Clinical presentation is related to local invasion. Lesion of the body of the clivus can extend ventrally or dorsally and cause cranial nerve palsies, brain stem compression or hydrocephalus. Pathologically, they form soft, grey masses that are histologically benign but locally invasive and destructive. Both computed tomography (CT) and magnetic resonance (MR) imaging clearly depict the lesion. CT better demonstrates bone destruction and intralesional calcifications.
MR show all the classical signs of skull base chordoma. CT provided complementary information about bone destruction which are also usual in this type of lesion. Major differential diagnoses of the chordoma in the clivus are the other central skull base masses. Biopsy and histology make the diagnosis. Usually treatment consists in surgery and radiotherapy but more recently proton beam therapy is used and seems to yield better results 1).
The medical records of six pediatric chordoma patients diagnosed at Childrens Hospital Los Angeles between 1995 and 2005 were reviewed.
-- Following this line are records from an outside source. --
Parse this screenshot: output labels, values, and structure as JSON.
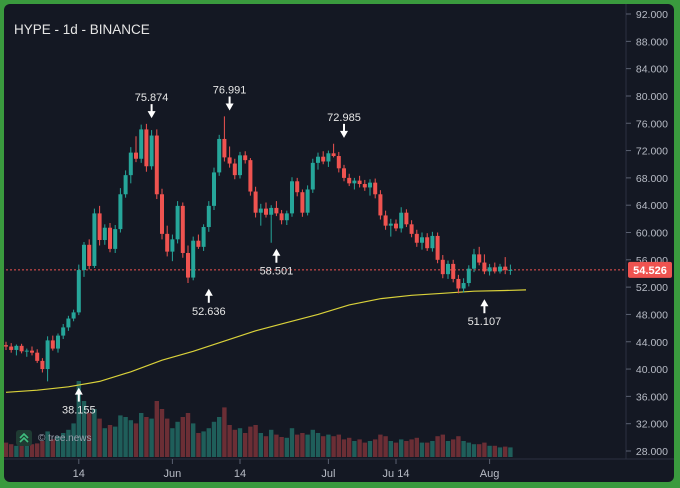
{
  "header": {
    "title": "HYPE - 1d - BINANCE"
  },
  "watermark": {
    "text": "© tree.news",
    "icon": "tree-news-logo-icon"
  },
  "colors": {
    "background": "#141823",
    "up": "#26a69a",
    "down": "#ef5350",
    "ma": "#d9d13a",
    "price_line": "#ef5350",
    "label_text": "#e6e6e6"
  },
  "chart_data": {
    "type": "candlestick",
    "title": "HYPE - 1d - BINANCE",
    "y_axis": {
      "min": 28,
      "max": 92,
      "ticks": [
        "92.000",
        "88.000",
        "84.000",
        "80.000",
        "76.000",
        "72.000",
        "68.000",
        "64.000",
        "60.000",
        "56.000",
        "52.000",
        "48.000",
        "44.000",
        "40.000",
        "36.000",
        "32.000",
        "28.000"
      ],
      "tick_values": [
        92,
        88,
        84,
        80,
        76,
        72,
        68,
        64,
        60,
        56,
        52,
        48,
        44,
        40,
        36,
        32,
        28
      ]
    },
    "x_axis": {
      "ticks": [
        {
          "label": "14",
          "day": 14
        },
        {
          "label": "Jun",
          "day": 32
        },
        {
          "label": "14",
          "day": 45
        },
        {
          "label": "Jul",
          "day": 62
        },
        {
          "label": "Ju 14",
          "day": 75
        },
        {
          "label": "Aug",
          "day": 93
        }
      ]
    },
    "current_price": {
      "value": 54.526,
      "label": "54.526"
    },
    "annotations": [
      {
        "label": "38.155",
        "day": 14,
        "value": 38.155,
        "dir": "up"
      },
      {
        "label": "75.874",
        "day": 28,
        "value": 75.874,
        "dir": "down"
      },
      {
        "label": "52.636",
        "day": 39,
        "value": 52.636,
        "dir": "up"
      },
      {
        "label": "76.991",
        "day": 43,
        "value": 76.991,
        "dir": "down"
      },
      {
        "label": "58.501",
        "day": 52,
        "value": 58.501,
        "dir": "up"
      },
      {
        "label": "72.985",
        "day": 65,
        "value": 72.985,
        "dir": "down"
      },
      {
        "label": "51.107",
        "day": 92,
        "value": 51.107,
        "dir": "up"
      }
    ],
    "moving_average": [
      [
        0,
        36.6
      ],
      [
        6,
        36.9
      ],
      [
        12,
        37.4
      ],
      [
        18,
        38.2
      ],
      [
        24,
        39.6
      ],
      [
        30,
        41.3
      ],
      [
        36,
        42.6
      ],
      [
        42,
        44.1
      ],
      [
        48,
        45.6
      ],
      [
        54,
        46.8
      ],
      [
        60,
        48.0
      ],
      [
        66,
        49.4
      ],
      [
        72,
        50.3
      ],
      [
        78,
        50.8
      ],
      [
        84,
        51.1
      ],
      [
        90,
        51.4
      ],
      [
        96,
        51.5
      ],
      [
        100,
        51.6
      ]
    ],
    "candles": [
      [
        0,
        43.5,
        44.0,
        42.8,
        43.3,
        0.18
      ],
      [
        1,
        43.3,
        43.8,
        42.4,
        42.8,
        0.16
      ],
      [
        2,
        42.8,
        43.6,
        42.0,
        43.4,
        0.14
      ],
      [
        3,
        43.4,
        43.7,
        42.3,
        42.6,
        0.15
      ],
      [
        4,
        42.6,
        43.0,
        41.8,
        42.7,
        0.14
      ],
      [
        5,
        42.7,
        43.3,
        42.0,
        42.4,
        0.16
      ],
      [
        6,
        42.4,
        42.9,
        40.9,
        41.2,
        0.17
      ],
      [
        7,
        41.2,
        41.6,
        39.5,
        40.0,
        0.2
      ],
      [
        8,
        40.0,
        44.8,
        38.2,
        44.2,
        0.32
      ],
      [
        9,
        44.2,
        44.9,
        42.7,
        43.0,
        0.22
      ],
      [
        10,
        43.0,
        45.2,
        42.4,
        44.9,
        0.26
      ],
      [
        11,
        44.9,
        46.6,
        44.4,
        46.1,
        0.3
      ],
      [
        12,
        46.1,
        47.8,
        45.6,
        47.4,
        0.34
      ],
      [
        13,
        47.4,
        48.7,
        47.0,
        48.3,
        0.42
      ],
      [
        14,
        48.3,
        55.3,
        47.9,
        54.5,
        0.95
      ],
      [
        15,
        54.5,
        58.6,
        53.5,
        58.2,
        0.7
      ],
      [
        16,
        58.2,
        59.0,
        54.6,
        55.1,
        0.55
      ],
      [
        17,
        55.1,
        63.5,
        54.8,
        62.8,
        0.6
      ],
      [
        18,
        62.8,
        63.9,
        58.1,
        58.9,
        0.48
      ],
      [
        19,
        58.9,
        61.2,
        58.2,
        60.7,
        0.36
      ],
      [
        20,
        60.7,
        61.4,
        57.1,
        57.6,
        0.4
      ],
      [
        21,
        57.6,
        61.1,
        57.0,
        60.5,
        0.38
      ],
      [
        22,
        60.5,
        66.5,
        60.0,
        65.6,
        0.52
      ],
      [
        23,
        65.6,
        69.1,
        65.1,
        68.4,
        0.5
      ],
      [
        24,
        68.4,
        72.5,
        67.2,
        71.7,
        0.46
      ],
      [
        25,
        71.7,
        74.1,
        70.3,
        70.8,
        0.42
      ],
      [
        26,
        70.8,
        75.8,
        70.2,
        75.1,
        0.55
      ],
      [
        27,
        75.1,
        75.9,
        68.9,
        69.7,
        0.5
      ],
      [
        28,
        69.7,
        75.0,
        69.2,
        74.2,
        0.48
      ],
      [
        29,
        74.2,
        75.1,
        64.9,
        65.6,
        0.7
      ],
      [
        30,
        65.6,
        66.4,
        59.0,
        59.8,
        0.6
      ],
      [
        31,
        59.8,
        61.0,
        56.5,
        57.2,
        0.48
      ],
      [
        32,
        57.2,
        59.7,
        55.8,
        59.0,
        0.36
      ],
      [
        33,
        59.0,
        64.6,
        58.4,
        63.9,
        0.44
      ],
      [
        34,
        63.9,
        64.4,
        56.3,
        57.0,
        0.5
      ],
      [
        35,
        57.0,
        58.1,
        52.6,
        53.4,
        0.55
      ],
      [
        36,
        53.4,
        59.4,
        53.0,
        58.8,
        0.42
      ],
      [
        37,
        58.8,
        59.7,
        57.6,
        57.9,
        0.3
      ],
      [
        38,
        57.9,
        61.2,
        57.3,
        60.8,
        0.32
      ],
      [
        39,
        60.8,
        64.6,
        60.1,
        63.9,
        0.36
      ],
      [
        40,
        63.9,
        69.5,
        63.3,
        68.8,
        0.44
      ],
      [
        41,
        68.8,
        74.3,
        68.3,
        73.7,
        0.5
      ],
      [
        42,
        73.7,
        77.0,
        70.4,
        71.0,
        0.62
      ],
      [
        43,
        71.0,
        72.6,
        69.5,
        70.1,
        0.4
      ],
      [
        44,
        70.1,
        70.8,
        67.8,
        68.4,
        0.34
      ],
      [
        45,
        68.4,
        71.8,
        67.9,
        71.3,
        0.36
      ],
      [
        46,
        71.3,
        71.9,
        70.1,
        70.6,
        0.3
      ],
      [
        47,
        70.6,
        70.9,
        65.4,
        66.0,
        0.38
      ],
      [
        48,
        66.0,
        66.7,
        62.2,
        62.9,
        0.4
      ],
      [
        49,
        62.9,
        64.2,
        61.0,
        63.5,
        0.3
      ],
      [
        50,
        63.5,
        64.4,
        62.2,
        62.6,
        0.26
      ],
      [
        51,
        62.6,
        64.0,
        58.5,
        63.6,
        0.34
      ],
      [
        52,
        63.6,
        64.6,
        62.4,
        62.8,
        0.28
      ],
      [
        53,
        62.8,
        63.3,
        61.2,
        61.8,
        0.25
      ],
      [
        54,
        61.8,
        63.2,
        61.1,
        62.8,
        0.24
      ],
      [
        55,
        62.8,
        68.1,
        62.3,
        67.5,
        0.36
      ],
      [
        56,
        67.5,
        68.0,
        65.3,
        65.9,
        0.28
      ],
      [
        57,
        65.9,
        66.3,
        62.3,
        62.9,
        0.3
      ],
      [
        58,
        62.9,
        66.9,
        62.5,
        66.3,
        0.28
      ],
      [
        59,
        66.3,
        70.8,
        65.8,
        70.2,
        0.34
      ],
      [
        60,
        70.2,
        71.7,
        69.2,
        71.1,
        0.3
      ],
      [
        61,
        71.1,
        71.9,
        70.0,
        70.4,
        0.26
      ],
      [
        62,
        70.4,
        72.0,
        69.6,
        71.6,
        0.28
      ],
      [
        63,
        71.6,
        73.0,
        71.0,
        71.2,
        0.26
      ],
      [
        64,
        71.2,
        71.8,
        68.8,
        69.4,
        0.28
      ],
      [
        65,
        69.4,
        69.9,
        67.5,
        68.0,
        0.22
      ],
      [
        66,
        68.0,
        68.6,
        66.8,
        67.2,
        0.24
      ],
      [
        67,
        67.2,
        68.0,
        66.3,
        67.6,
        0.2
      ],
      [
        68,
        67.6,
        68.3,
        66.6,
        67.1,
        0.22
      ],
      [
        69,
        67.1,
        67.7,
        66.1,
        66.6,
        0.18
      ],
      [
        70,
        66.6,
        67.8,
        65.4,
        67.3,
        0.2
      ],
      [
        71,
        67.3,
        67.9,
        65.0,
        65.6,
        0.22
      ],
      [
        72,
        65.6,
        66.2,
        61.9,
        62.5,
        0.28
      ],
      [
        73,
        62.5,
        63.2,
        60.4,
        61.0,
        0.26
      ],
      [
        74,
        61.0,
        62.0,
        59.4,
        61.3,
        0.2
      ],
      [
        75,
        61.3,
        61.9,
        60.2,
        60.6,
        0.18
      ],
      [
        76,
        60.6,
        63.7,
        60.0,
        62.9,
        0.22
      ],
      [
        77,
        62.9,
        63.4,
        60.8,
        61.2,
        0.2
      ],
      [
        78,
        61.2,
        61.8,
        59.3,
        59.8,
        0.22
      ],
      [
        79,
        59.8,
        60.4,
        57.9,
        58.5,
        0.24
      ],
      [
        80,
        58.5,
        60.0,
        57.5,
        59.3,
        0.18
      ],
      [
        81,
        59.3,
        59.9,
        57.3,
        57.7,
        0.18
      ],
      [
        82,
        57.7,
        60.1,
        57.2,
        59.5,
        0.2
      ],
      [
        83,
        59.5,
        60.0,
        55.5,
        56.0,
        0.26
      ],
      [
        84,
        56.0,
        56.7,
        53.3,
        53.9,
        0.28
      ],
      [
        85,
        53.9,
        55.9,
        53.2,
        55.4,
        0.2
      ],
      [
        86,
        55.4,
        56.0,
        52.7,
        53.2,
        0.22
      ],
      [
        87,
        53.2,
        53.8,
        51.1,
        51.8,
        0.26
      ],
      [
        88,
        51.8,
        53.3,
        51.2,
        52.6,
        0.2
      ],
      [
        89,
        52.6,
        55.2,
        52.1,
        54.7,
        0.18
      ],
      [
        90,
        54.7,
        57.6,
        54.2,
        56.8,
        0.16
      ],
      [
        91,
        56.8,
        57.9,
        55.2,
        55.6,
        0.16
      ],
      [
        92,
        55.6,
        56.8,
        53.9,
        54.3,
        0.18
      ],
      [
        93,
        54.3,
        55.4,
        53.7,
        54.9,
        0.14
      ],
      [
        94,
        54.9,
        55.6,
        54.0,
        54.3,
        0.14
      ],
      [
        95,
        54.3,
        55.4,
        54.0,
        55.0,
        0.12
      ],
      [
        96,
        55.0,
        56.4,
        53.9,
        54.5,
        0.13
      ],
      [
        97,
        54.5,
        55.3,
        53.8,
        54.53,
        0.12
      ]
    ]
  }
}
Of the six patients reviewed, all underwent an initial surgical resection. Following resection, three received a combination of chemotherapy and radiation therapy, two received chemotherapy alone and one patient refused both forms of therapy; this patient expired of progressive tumor. One patient developed acute monoblastic leukemia (M5a subtype) and died of intracranial hemorrhage during induction chemotherapy, 39 months after initial diagnosis. MRI of brain and spine showed disease progression shortly before his death. Two patients who received chemotherapy only after surgery, one patient who received chemotherapy at relapse following irradiation and one patient who received irradiation followed by chemotherapy are alive with stable radiographic abnormalities at a median follow-up of 9 years from diagnosis (range: 6-13 years). Chemotherapeutic agents included ifosfamide and etoposide in all four surviving patients. Chemotherapy with ifosfamide and etoposide may have a role in the treatment of pediatric clival chordomas when used alone or in combination with irradiation 2).
A giant clival chordoma with disseminated disease but without involvement of the clivus. was reported as the second case, presenting without base of skull involvement, in paediatric literature and the fourth reported case of a chordoma in a patient with tuberous sclerosis 3).
Only 6% of chordomas are localized to the cervical level. In young patients, chordomas are rare and unpredictable. Despite this, the treatment of choice remains the total resection, as much as possible, followed by proton beam radiation 4).